Focus on standardized tests ruining public education
Standardized Test Scores.
Those three words head the list of reasons why teachers like me give up their dream of relishing those joyful, “I get it!” moments with students — when we open their minds to the knowledge and critical thinking so crucial to their success.
The “No Child Left Behind” preoccupation with such scores has led to a “teaching to the test” academic sinkhole, dumbing-down an America too cheap to pay for competent teaching talent.
Crushing paperwork, time crunches, absurd curricula and unrealistic expectations only accelerate the resulting exodus of quality teachers.
President George W. Bush’s witless test-and-punish program is not the only cause.
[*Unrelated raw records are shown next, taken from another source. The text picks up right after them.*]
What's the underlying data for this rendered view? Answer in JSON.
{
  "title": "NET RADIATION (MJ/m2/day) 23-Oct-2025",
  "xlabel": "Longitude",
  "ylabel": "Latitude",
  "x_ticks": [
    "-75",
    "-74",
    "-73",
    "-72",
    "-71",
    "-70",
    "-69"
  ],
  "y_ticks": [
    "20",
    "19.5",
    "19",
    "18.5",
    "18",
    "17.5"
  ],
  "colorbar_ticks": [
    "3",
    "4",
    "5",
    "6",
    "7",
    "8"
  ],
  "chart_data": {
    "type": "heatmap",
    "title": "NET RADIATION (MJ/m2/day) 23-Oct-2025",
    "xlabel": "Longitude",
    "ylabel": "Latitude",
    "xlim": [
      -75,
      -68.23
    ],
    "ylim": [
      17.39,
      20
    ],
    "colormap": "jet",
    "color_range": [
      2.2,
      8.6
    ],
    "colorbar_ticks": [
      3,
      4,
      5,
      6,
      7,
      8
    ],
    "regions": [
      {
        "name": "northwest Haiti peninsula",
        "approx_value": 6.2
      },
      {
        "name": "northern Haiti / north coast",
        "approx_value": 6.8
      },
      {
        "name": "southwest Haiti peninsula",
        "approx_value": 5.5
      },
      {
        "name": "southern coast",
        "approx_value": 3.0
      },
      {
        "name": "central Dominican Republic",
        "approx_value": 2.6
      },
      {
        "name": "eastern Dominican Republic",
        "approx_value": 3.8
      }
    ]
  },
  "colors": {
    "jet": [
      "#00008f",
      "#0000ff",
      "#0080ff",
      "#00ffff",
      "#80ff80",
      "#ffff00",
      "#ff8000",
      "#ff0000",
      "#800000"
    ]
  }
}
“Libs and Lawyers” took away the proverbial whip (ceiling-mounted, facial-recognition video automatically streamed to misbehaving kids’ parents would help), thus ceding classroom control to incorrigibles.
Add a litany of silly regulations, pointless meetings, worthless data collection, poor judgment (remember the seventh grader suspended for doodling a stick figure of a rifleman?), chronically-complaining parents, and we get predictable results:
Universities now remediate, rather than augment.
Comedy shows street-interview college students for “ignorance-entertainment.”
And private-school siphonings exacerbate de facto resegregation.
Why would any sane teacher stay?
That question took me to an emotional place far from my childhood dream of becoming a teacher, when I played school every afternoon with my stuffed animals and toy chalkboard. It took me far from my realization that there was never really a question of what I would do. And far from the pride I took in my love of children, my organizational skills, and my ability to stimulate analytical thought.
I’m grateful that I still work with children, but in a less controlling setting.
Charlotte DiOrio worked in the Beaufort County School District from 1993 to 2016. She now works as an early interventionist for the South Carolina School for the Deaf and Blind coordinating services with local providers for children from birth to age 3.